5 Best U.S. Hikes Reviewed in 2019

Last Updated by Ricky Holzer on Tuesday, January 7th, 2020

In 2019, I expanded NoCoastBestCoast.com's coverage beyond the Midwest to allow me to share all of the great hikes I do no matter where I go. From the depths of Carlsbad Caverns to the highest peaks in Maine and Arizona, this list showcases the spectacular variety of landscapes the U.S. has to offer. The rankings are rather arbitrary (comparing caves to mountaintops is like comparing apples to oranges), and each of these hiking destinations is somewhere you should visit at least once in your life.

5. Alkali Flat Loop, White Sands National Park, New Mexico
Pristine white sand dunes await you on the Alkali Flat Loop

Pristine white sand dunes await you on the Alkali Flat Loop

White Sands is America's newest national park, promoted from national monument status at the end of 2019. These pristine white sand dunes are made of gypsum, the same stuff used in drywall, and are visible from space -- go to Google Maps and turn on satellite imagery, then look for the white splotch in the center of Southern New Mexico. The Alkali Springs Trail is the best way to experience these dunes, mostly because its length allows you to escape the massive crowds elsewhere in the park (which are probably only going to increase now that it's a national park). There is no feeling like being absolutely alone being surrounded by nothing but sand.

4. Arizona Hot Springs and Liberty Bell Arch Loop, Lake Mead National Recreation Area, Arizona
The view 1000 feet above the Colorado River

The view 1000 feet above the Colorado River

When most people think of Las Vegas, they imagine casinos, buffets, and alcohol, but in fact the city is one of the best destinations for desert hiking in the U.S. Just 45 southeast of Las Vegas, you'll find an underwhelming looking trailhead off the side of the highway heading to Phoenix. After hiking underneath the highway overpasses and leaving the roaring engines of cars and trucks behind, you'll discover fantastic desert scenery and a natural hot spring. The hike is long, but the rewards are tremendous.

3. Humphreys Peak via the Humphreys Peak Trail, Coconino National Forest, Arizona
Flower-filled meadows greet you at the start of the Humphreys Peak Trail

Flower-filled meadows greet you at the start of the Humphreys Peak Trail

My highest state highpoint yet, 12,000-foot Humphreys Peak, was a beastly challenge. Though Arizona is mostly known for its desert, this trail takes you up nearly 4,000 feet from pine forest to the state's only alpine tundra, home of a rare flower that is found nowhere else in the world but the top of these high peaks. While the first half of the hike is an uphill slog through forest, once you ascend above treeline, the views are phenomenal, distracting you from how out of breath you are. On a clear day, you can even glimpse the Grand Canyon from the summit!

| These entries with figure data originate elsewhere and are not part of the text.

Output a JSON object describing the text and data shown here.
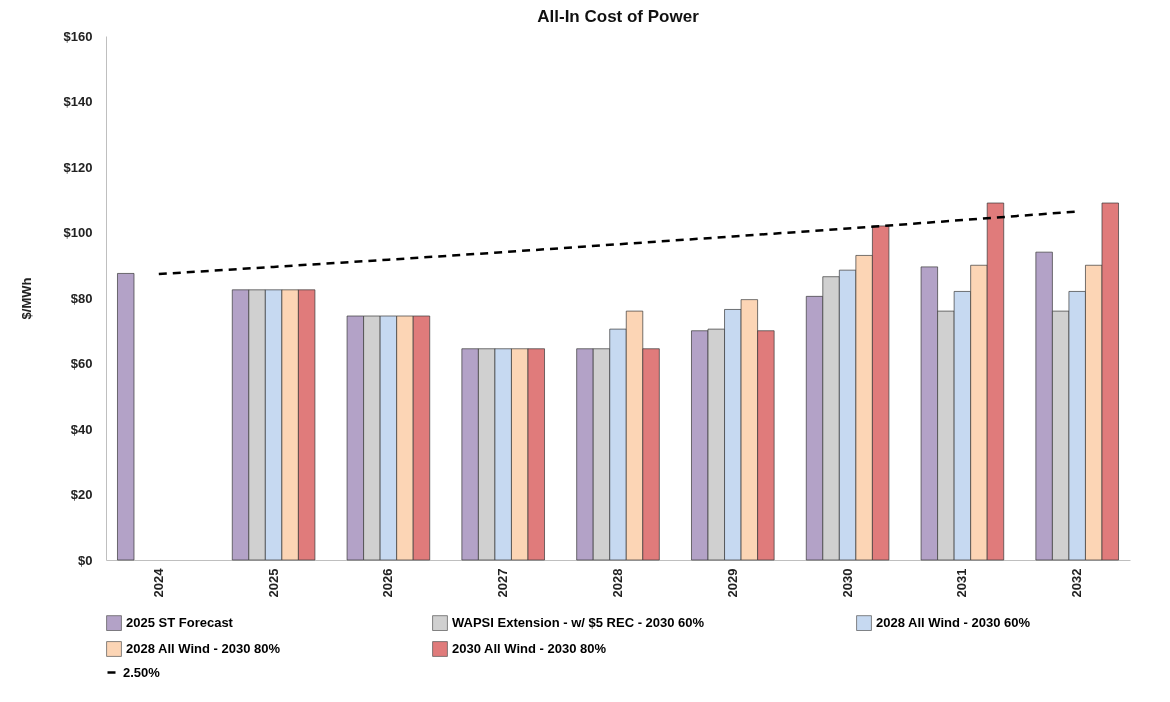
{
  "chart_data": {
    "type": "bar",
    "title": "All-In Cost of Power",
    "ylabel": "$/MWh",
    "categories": [
      "2024",
      "2025",
      "2026",
      "2027",
      "2028",
      "2029",
      "2030",
      "2031",
      "2032"
    ],
    "ylim": [
      0,
      160
    ],
    "yticks": [
      {
        "value": 0,
        "label": "$0"
      },
      {
        "value": 20,
        "label": "$20"
      },
      {
        "value": 40,
        "label": "$40"
      },
      {
        "value": 60,
        "label": "$60"
      },
      {
        "value": 80,
        "label": "$80"
      },
      {
        "value": 100,
        "label": "$100"
      },
      {
        "value": 120,
        "label": "$120"
      },
      {
        "value": 140,
        "label": "$140"
      },
      {
        "value": 160,
        "label": "$160"
      }
    ],
    "grid": false,
    "legend": "bottom",
    "series": [
      {
        "name": "2025 ST Forecast",
        "color": "#b3a2c7",
        "values": [
          87.5,
          82.5,
          74.5,
          64.5,
          64.5,
          70,
          80.5,
          89.5,
          94
        ]
      },
      {
        "name": "WAPSI Extension - w/ $5 REC - 2030 60%",
        "color": "#d0d0d0",
        "values": [
          null,
          82.5,
          74.5,
          64.5,
          64.5,
          70.5,
          86.5,
          76,
          76
        ]
      },
      {
        "name": "2028 All Wind - 2030 60%",
        "color": "#c6d9f1",
        "values": [
          null,
          82.5,
          74.5,
          64.5,
          70.5,
          76.5,
          88.5,
          82,
          82
        ]
      },
      {
        "name": "2028 All Wind - 2030 80%",
        "color": "#fcd5b5",
        "values": [
          null,
          82.5,
          74.5,
          64.5,
          76,
          79.5,
          93,
          90,
          90
        ]
      },
      {
        "name": "2030 All Wind - 2030 80%",
        "color": "#e07b7b",
        "values": [
          null,
          82.5,
          74.5,
          64.5,
          64.5,
          70,
          102,
          109,
          109
        ]
      },
      {
        "name": "2.50%",
        "type": "line",
        "color": "#000000",
        "line_style": "dashed",
        "values": [
          87.3,
          89.5,
          91.7,
          94,
          96.4,
          98.8,
          101.2,
          103.8,
          106.4
        ]
      }
    ]
  }
}
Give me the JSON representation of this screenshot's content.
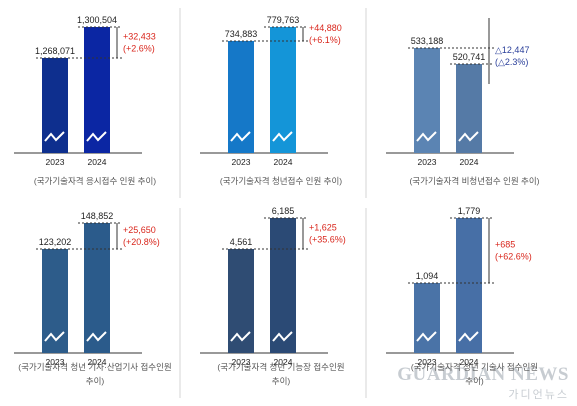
{
  "chart_data": [
    {
      "type": "bar",
      "categories": [
        "2023",
        "2024"
      ],
      "values": [
        1268071,
        1300504
      ],
      "value_labels": [
        "1,268,071",
        "1,300,504"
      ],
      "bar_colors": [
        "#0e2f8e",
        "#0b26a3"
      ],
      "change": {
        "abs": "+32,433",
        "pct": "(+2.6%)",
        "color": "#d9261c"
      },
      "caption": "(국가기술자격 응시접수 인원 추이)"
    },
    {
      "type": "bar",
      "categories": [
        "2023",
        "2024"
      ],
      "values": [
        734883,
        779763
      ],
      "value_labels": [
        "734,883",
        "779,763"
      ],
      "bar_colors": [
        "#1578c8",
        "#1495d8"
      ],
      "change": {
        "abs": "+44,880",
        "pct": "(+6.1%)",
        "color": "#d9261c"
      },
      "caption": "(국가기술자격 청년접수 인원 추이)"
    },
    {
      "type": "bar",
      "categories": [
        "2023",
        "2024"
      ],
      "values": [
        533188,
        520741
      ],
      "value_labels": [
        "533,188",
        "520,741"
      ],
      "bar_colors": [
        "#5b84b3",
        "#557aa6"
      ],
      "change": {
        "abs": "△12,447",
        "pct": "(△2.3%)",
        "color": "#2a3f9a"
      },
      "caption": "(국가기술자격 비청년접수 인원 추이)"
    },
    {
      "type": "bar",
      "categories": [
        "2023",
        "2024"
      ],
      "values": [
        123202,
        148852
      ],
      "value_labels": [
        "123,202",
        "148,852"
      ],
      "bar_colors": [
        "#2d5c8a",
        "#2b5b8b"
      ],
      "change": {
        "abs": "+25,650",
        "pct": "(+20.8%)",
        "color": "#d9261c"
      },
      "caption_lines": [
        "(국가기술자격 청년 기사·산업기사 접수인원",
        "추이)"
      ]
    },
    {
      "type": "bar",
      "categories": [
        "2023",
        "2024"
      ],
      "values": [
        4561,
        6185
      ],
      "value_labels": [
        "4,561",
        "6,185"
      ],
      "bar_colors": [
        "#2f4c73",
        "#2b4a75"
      ],
      "change": {
        "abs": "+1,625",
        "pct": "(+35.6%)",
        "color": "#d9261c"
      },
      "caption_lines": [
        "(국가기술자격 청년 기능장 접수인원",
        "추이)"
      ]
    },
    {
      "type": "bar",
      "categories": [
        "2023",
        "2024"
      ],
      "values": [
        1094,
        1779
      ],
      "value_labels": [
        "1,094",
        "1,779"
      ],
      "bar_colors": [
        "#4a73a7",
        "#476fa6"
      ],
      "change": {
        "abs": "+685",
        "pct": "(+62.6%)",
        "color": "#d9261c"
      },
      "caption_lines": [
        "(국가기술자격 청년 기술사 접수인원",
        "추이)"
      ]
    }
  ],
  "watermark": {
    "en": "GUARDIAN NEWS",
    "ko": "가디언뉴스"
  }
}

2. Natural Entrance Trail, Carlsbad Caverns National Park, New Mexico
The delicate stalactites of Carlsbad Caverns are something everyone should see in their lifetime

The delicate stalactites of Carlsbad Caverns are something everyone should see in their lifetime

If I'm being honest, the Big Room Loop has way better cave formations, but the Natural Entrance Trail offers a less crowded experience. Show up early enough, and you'll have the experience of being alone in the dead quiet of the cave -- something you can't do at any other national parks, since they require guided tours. This hike is also unique in that this is the true natural entrance to the cave; at other national parks, the natural entrances weren't large enough for humans, so either other entrances were dug or explosives expanded the existing entrance. It's truly fascinating to descend down 700 feet from daylight to the bottom of the cave, especially knowing that you can take an elevator back up!

1. Mount Katahdin via Hunt Trail, Baxter State Park, Maine
The views from the top of Mt. Katahdin are unforgettable

The views from the top of Mt. Katahdin are unforgettable

Towering nearly a mile above the famously pretty Maine landscape of forest, lakes, hills, and mountains, Mt. Katahdin is perhaps the crown jewel of the state. Though the scenery is certainly beautiful, the thing that separates Mt. Katahdin from the other contenders on this list is the fun factor of the hike. The Hunt Trail is no simple walk up a hill! You have to climb up massive boulders using your hands and occasional metal rods for assistance. All of that struggle makes you appreciate the view even more, and this is a memorable journey indeed.